C’est notamment le cas dans le secteur aéronautique. Des sociétés telles que CAE, Oktal, Operantis, Thales ou Vega proposent des solutions de e-learning. De son côté, Operantis recourt au moteur 3D temps réel de Vertice pour élaborer et concevoir des Serious Game de formation destinés aux pilotes d’avion, ainsi qu’aux techniciens et ingénieurs de maintenance aéronautique : « Outre nos concepteurs pédagogiques, nous avons deux pilotes, trois ingénieurs et deux techniciens en maintenance aéronautique, deux ingénieurs en mécanique générale, un ingénieur dans le ferroviaire, un autre dans le spatial et encore un autre dans le nucléaire. Au total, près d’un tiers de nos effectifs sont des spécialistes métier. C’est le prix à payer pour nous positionner sur différents secteurs industriels », précise Jacques-André Dupuy, le directeur général. « Certes, l’investissement est élevé. Mais de cette manière, nos experts diplômés et certifiés par les autorités compétentes s’entendent très rapidement avec nos clients qui ont, évidemment, des spécialisations bien plus élevées que les nôtres. On arrive ainsi à concevoir des produits de formation pertinents. » Tous les clients d’Operantis sont internationaux.
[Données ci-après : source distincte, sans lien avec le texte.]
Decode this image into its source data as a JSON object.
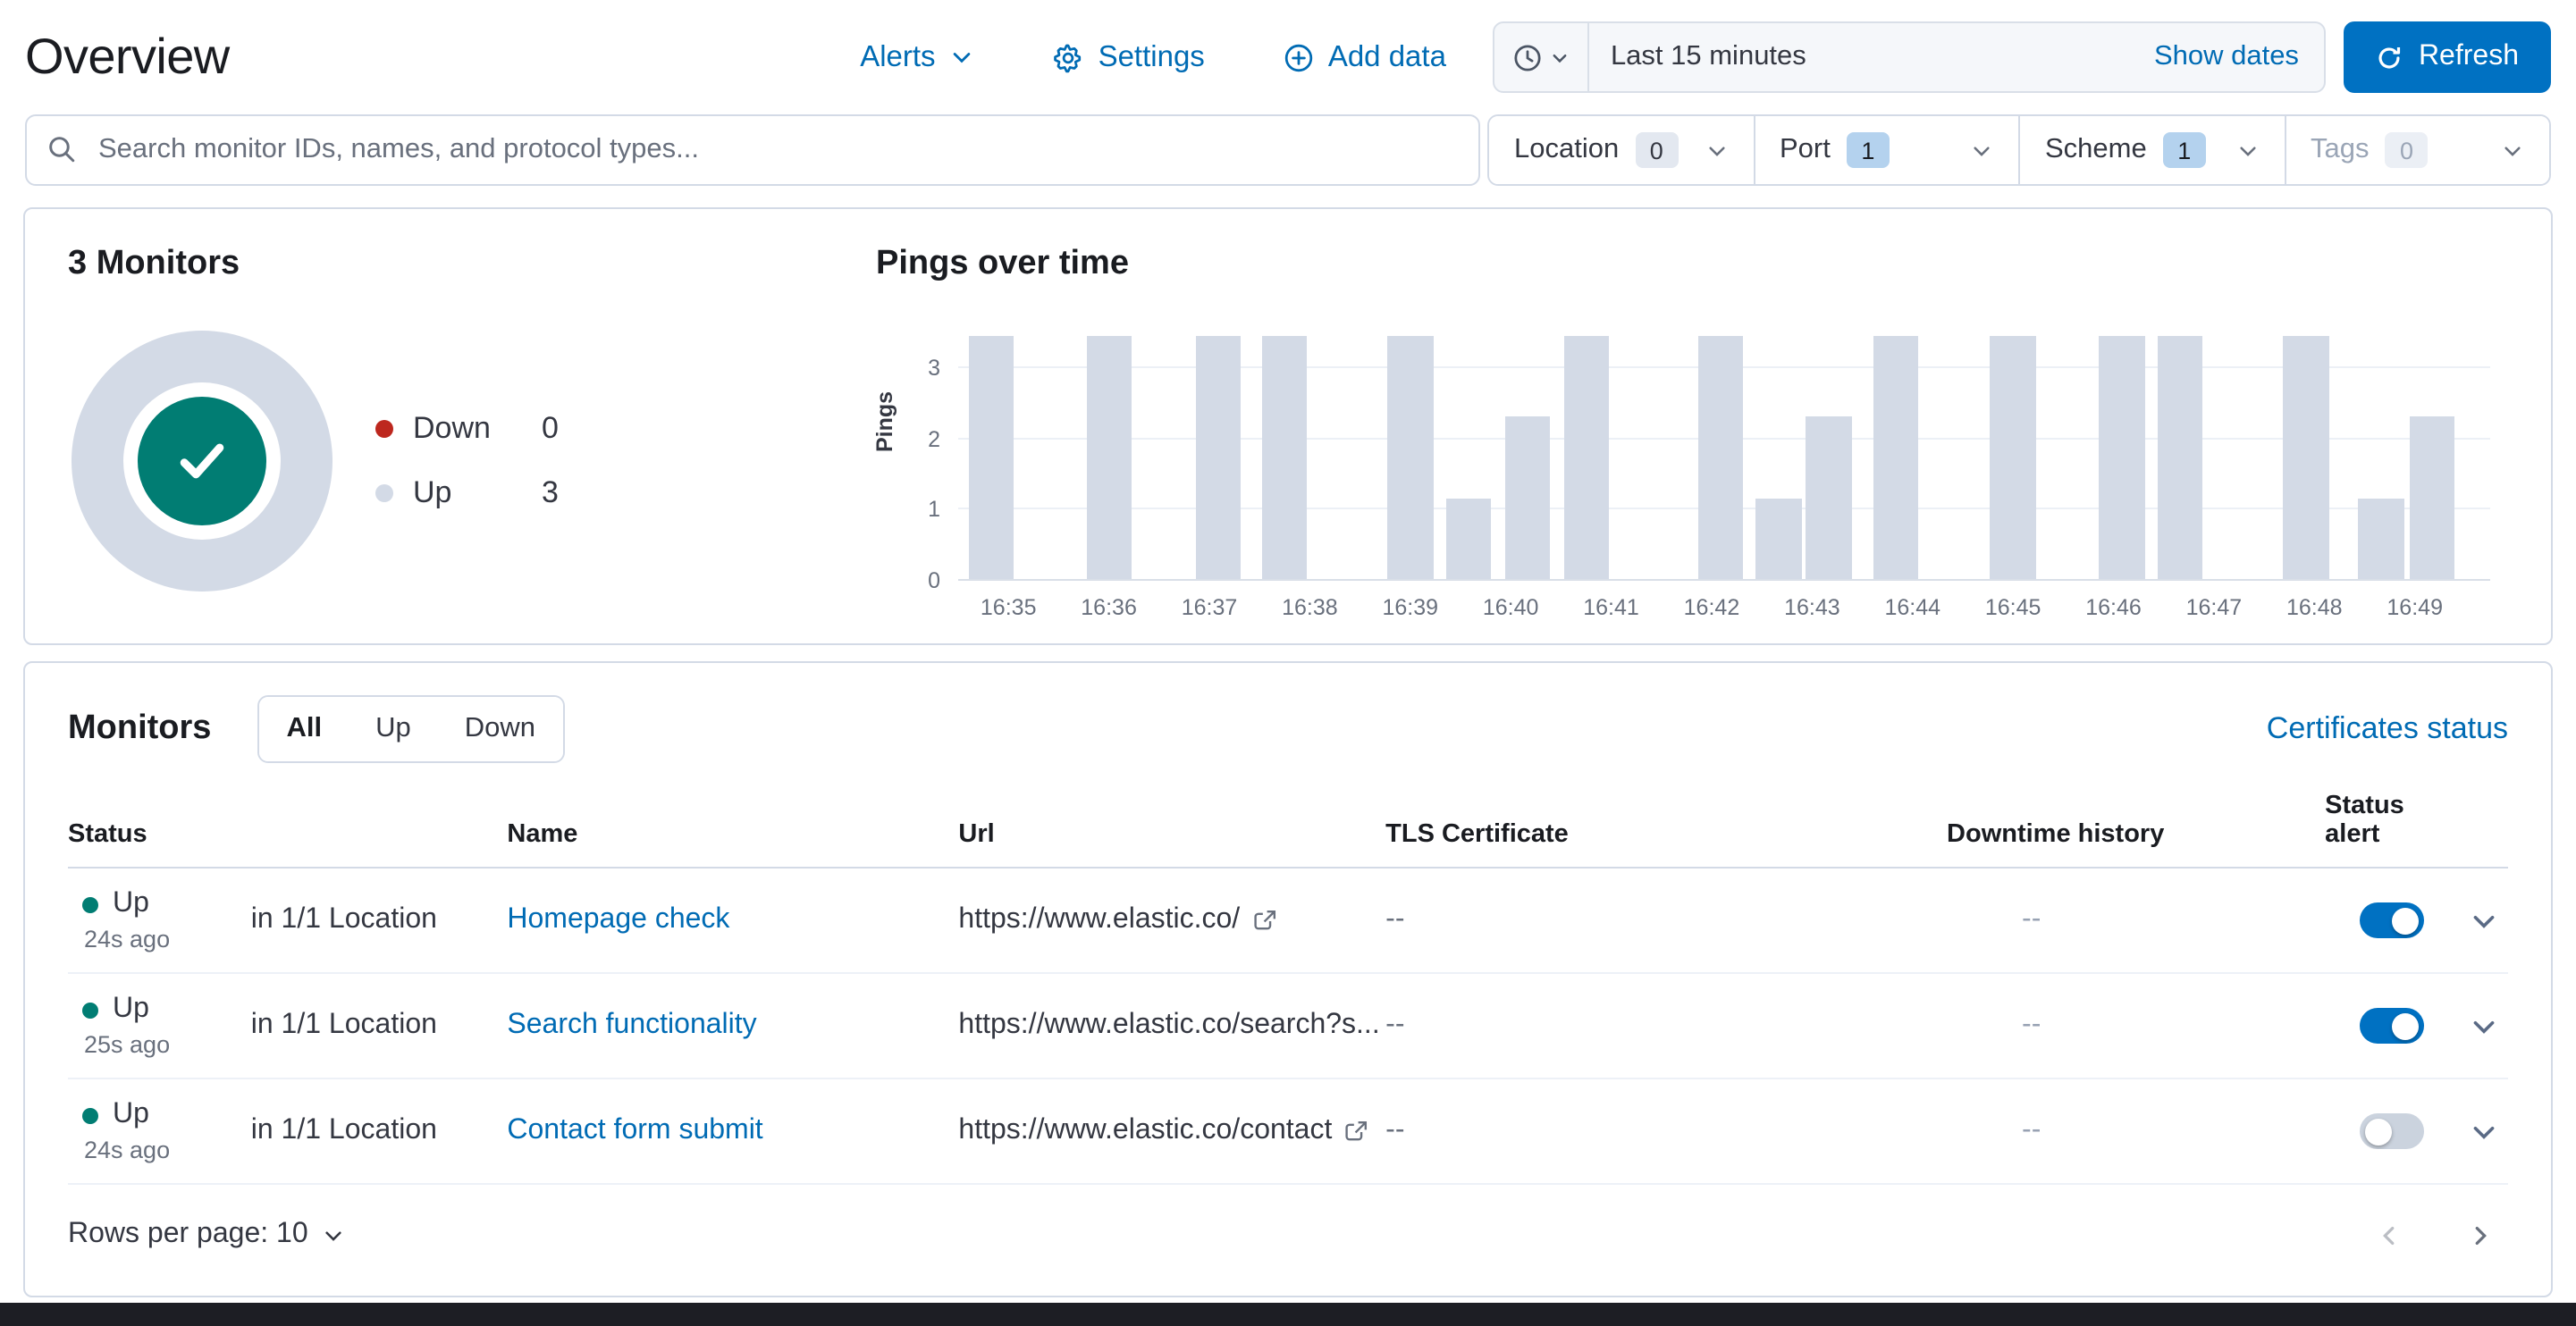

Par exemple, le jeu sérieux réalisé avec SuperJet International pour les avions Sukhoy permet d’entraîner les pilotes en amont du simulateur de vol pour 100 fois moins cher !

 

Ce qui intéresse de nombreuses compagnies aériennes comme El Al, Finnair, Saudi Arabian Airlines, Royal Air Maroc… « Surtout, on peut simuler des pannes en vol, des départs de feu. Or, dans la réalité, c’est impensable, car il est interdit de provoquer une panne sur un avion en vol ! », reprend Jacques-André Dupuy. « Dans un cockpit virtuel, on enseigne au pilote toute la procédure pour résoudre la panne ou l’incendie. On analyse aussi toutes ses réactions. Ce qui est formateur. » Ce processus et le contenu pédagogiques sont encore plus poussés pour les agents de maintenance. Operantis a élaboré des procédures d’identification des pannes, ainsi que des processus de démontage et de remontage des pièces pour toute la gamme ATR d’EADS/Finmeccanica, pour Eurocopter, Airbus Training et pour Superjet International, une société italienne qui prend en charge le support de maintenance du Sukhoy 100. « Il faut 6 à 7 mois de travail pour élaborer le Serious Game concernant un modèle d’avion dans sa gamme. Et la taille d’un projet varie de 500 000 à 1 million d’euros », indique le directeur général d’Operantis. Une taille de budget qui correspond à des projets informatiques stratégiques.